Trwa dyskusja o tym, w jaki sposób AI i roboty powinny być wdrożone w życie społeczne. Ja zajmuję się w tym zakresie kwestiami filozoficznymi i etycznymi związanymi z prawem karnym. Badam, jak sprawić, by w wyniku wdrożenia nowych technologii nie zostało nadwyrężone nasze poczucie, czym jest prawo – wyjaśnia dr Mamak.
Jak zauważa badacz, klasyczne podejście do adaptacji robotów zakłada dostosowanie ich działania do istniejących przepisów prawa karnego. On jednak stawia sobie inne zadanie: Jak zmienić prawo karne, żeby dostosować je do naszego funkcjonowania z robotami? Obecne rozwiązania zawarte w prawie karnym są niewystarczające i trzeba wymyślić tę dyscyplinę na nowo.
Roboty na ławie oskarżonych? Prawo karne przed rewolucją AI
Podstawą prawa karnego jest odpowiedzialność moralna i prawna, przypisywana podmiotowi, który ma kontrolę nad swoim zachowaniem oraz zdolność przewidywania skutków swoich działań. Sztuczna inteligencja i autonomiczne roboty wprowadzają jednak istotną lukę.
Co jeśli robot popełni czyn, który nazwalibyśmy przestępstwem? Na przykład autonomiczny samochód spowoduje wypadek i kogoś zabije, albo czatbot naprowadzi nastolatka na drogę prowadzącą do samobójstwa? W niektórych kontekstach – z punktu widzenia prawa karnego – nikt nie jest odpowiedzialny za to wydarzenie – wskazuje Mamak.
W takich przypadkach nie można pociągnąć do odpowiedzialności moralnej ani robota, ani twórcy algorytmu, co tworzy fundamentalny problem dla systemu prawnego.
Nowa rola prawa karnego
Zdaniem badacza, prawo karne musi zmienić swój sposób działania. Ważniejsze od przypisania odpowiedzialności osobistej stanie się sam proces – reakcja państwa na zaistniałe zdarzenie.
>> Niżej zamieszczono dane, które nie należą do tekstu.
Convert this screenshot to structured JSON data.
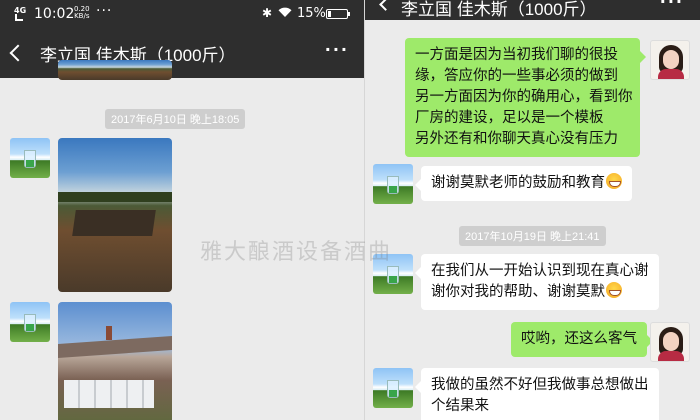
{
  "status_bar": {
    "network": "4G",
    "time": "10:02",
    "speed_value": "0.20",
    "speed_unit": "KB/s",
    "dots": "···",
    "battery_percent": "15%"
  },
  "left": {
    "header": {
      "title": "李立国 佳木斯（1000斤）",
      "more": "···"
    },
    "timestamp": "2017年6月10日 晚上18:05"
  },
  "right": {
    "header": {
      "title": "李立国 佳木斯（1000斤）",
      "more": "···"
    },
    "messages": {
      "m1": {
        "lines": [
          "一方面是因为当初我们聊的很投",
          "缘，答应你的一些事必须的做到",
          "另一方面因为你的确用心，看到你",
          "厂房的建设，足以是一个模板",
          "另外还有和你聊天真心没有压力"
        ]
      },
      "m2": {
        "text": "谢谢莫默老师的鼓励和教育"
      },
      "timestamp": "2017年10月19日 晚上21:41",
      "m3": {
        "lines": [
          "在我们从一开始认识到现在真心谢",
          "谢你对我的帮助、谢谢莫默"
        ]
      },
      "m4": {
        "text": "哎哟，还这么客气"
      },
      "m5": {
        "lines": [
          "我做的虽然不好但我做事总想做出",
          "个结果来"
        ]
      }
    }
  },
  "watermark": "雅大酿酒设备酒曲",
  "colors": {
    "header_bg": "#2e2e2e",
    "chat_bg": "#ebebeb",
    "outgoing_bubble": "#9eea6a",
    "incoming_bubble": "#ffffff",
    "timestamp_bg": "#cecece"
  },
  "icons": {
    "back": "chevron-left-icon",
    "more": "more-dots-icon",
    "bluetooth": "bluetooth-icon",
    "wifi": "wifi-icon",
    "battery": "battery-icon",
    "emoji": "grin-emoji"
  }
}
Państwo powinno zareagować, powinien odbyć się 'teatr' wokół postępowania, powinno nastąpić wskazanie przez państwo krzywdy, stworzenie ram, gdzie poszkodowany może się wypowiedzieć. W ten sposób prawo karne może pełnić rolę narzędzia do neutralizowania napięcia wokół działania postrzeganego jako złe z punktu widzenia społeczeństwa – tłumaczy naukowiec.
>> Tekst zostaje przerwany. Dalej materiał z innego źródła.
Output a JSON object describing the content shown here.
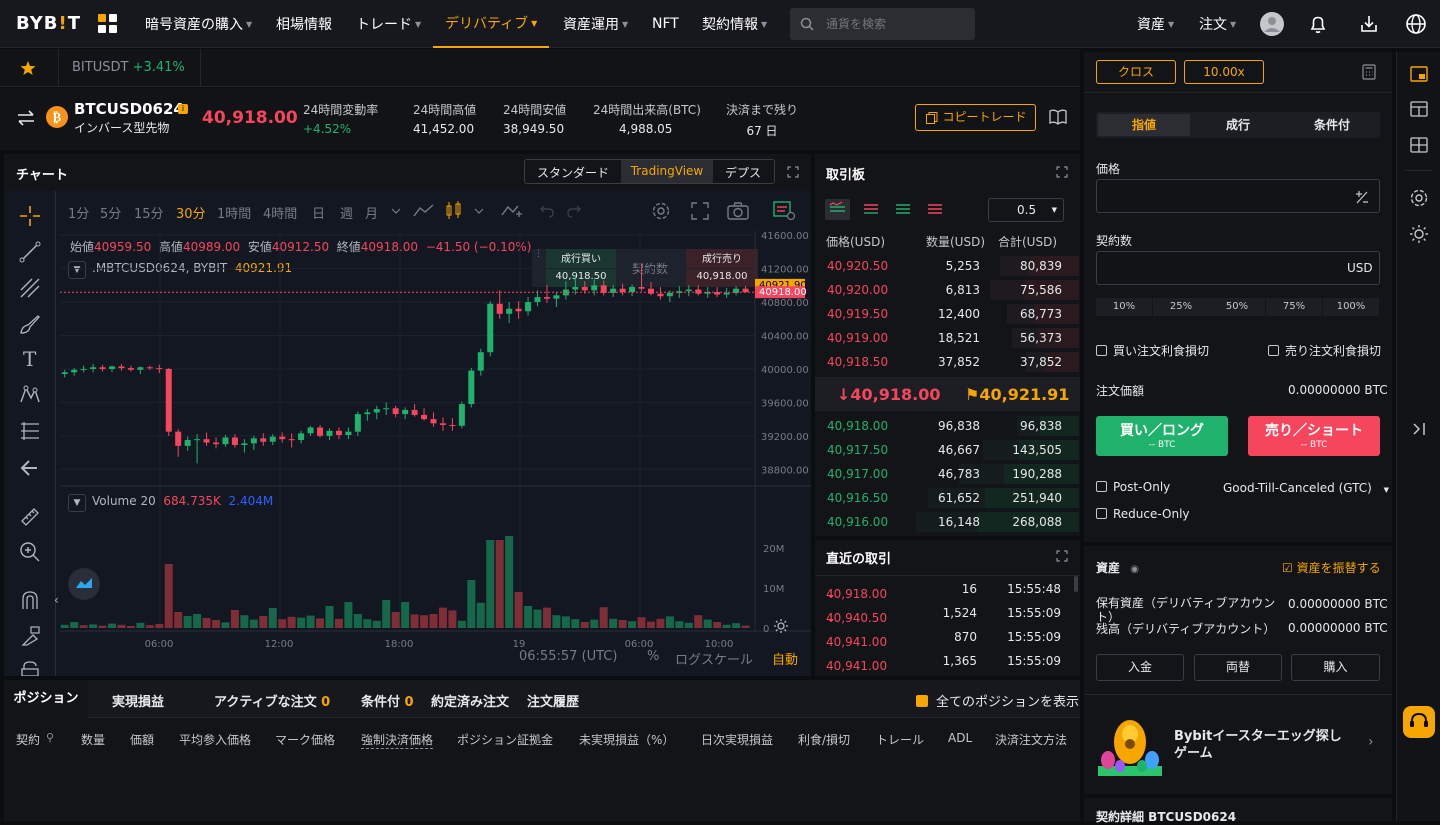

Według Mamaka, nowe prawo karne nie musi koniecznie odpowiadać na pytanie: „kto będzie odpowiadał za krzywdę?”, lecz powinno zaspokajać potrzeby społeczne w obliczu tych zmian. U ludzi jest potrzeba karania. Jeśli zło się stanie, państwo powinno zająć stanowisko. Jeśli tej odpowiedzi nie będzie, ludzie będą szukali kozła ofiarnego, próbowali ukarać kogoś na własną rękę – przestrzega.
Rewolucyjny projekt
Mój pomysł jest rewolucyjny – próbuję udowodnić, że współczesne przepisy prawa karnego są nieprzystające do wyzwań rzeczywistości. Nie próbuję wdrożyć nowych problemów w ramy filozoficzno-prawne, tylko próbuję zaproponować, jak zbudować prawo karne na nowo, aby odpowiedzieć na te problemy – wyjaśnia dr Mamak.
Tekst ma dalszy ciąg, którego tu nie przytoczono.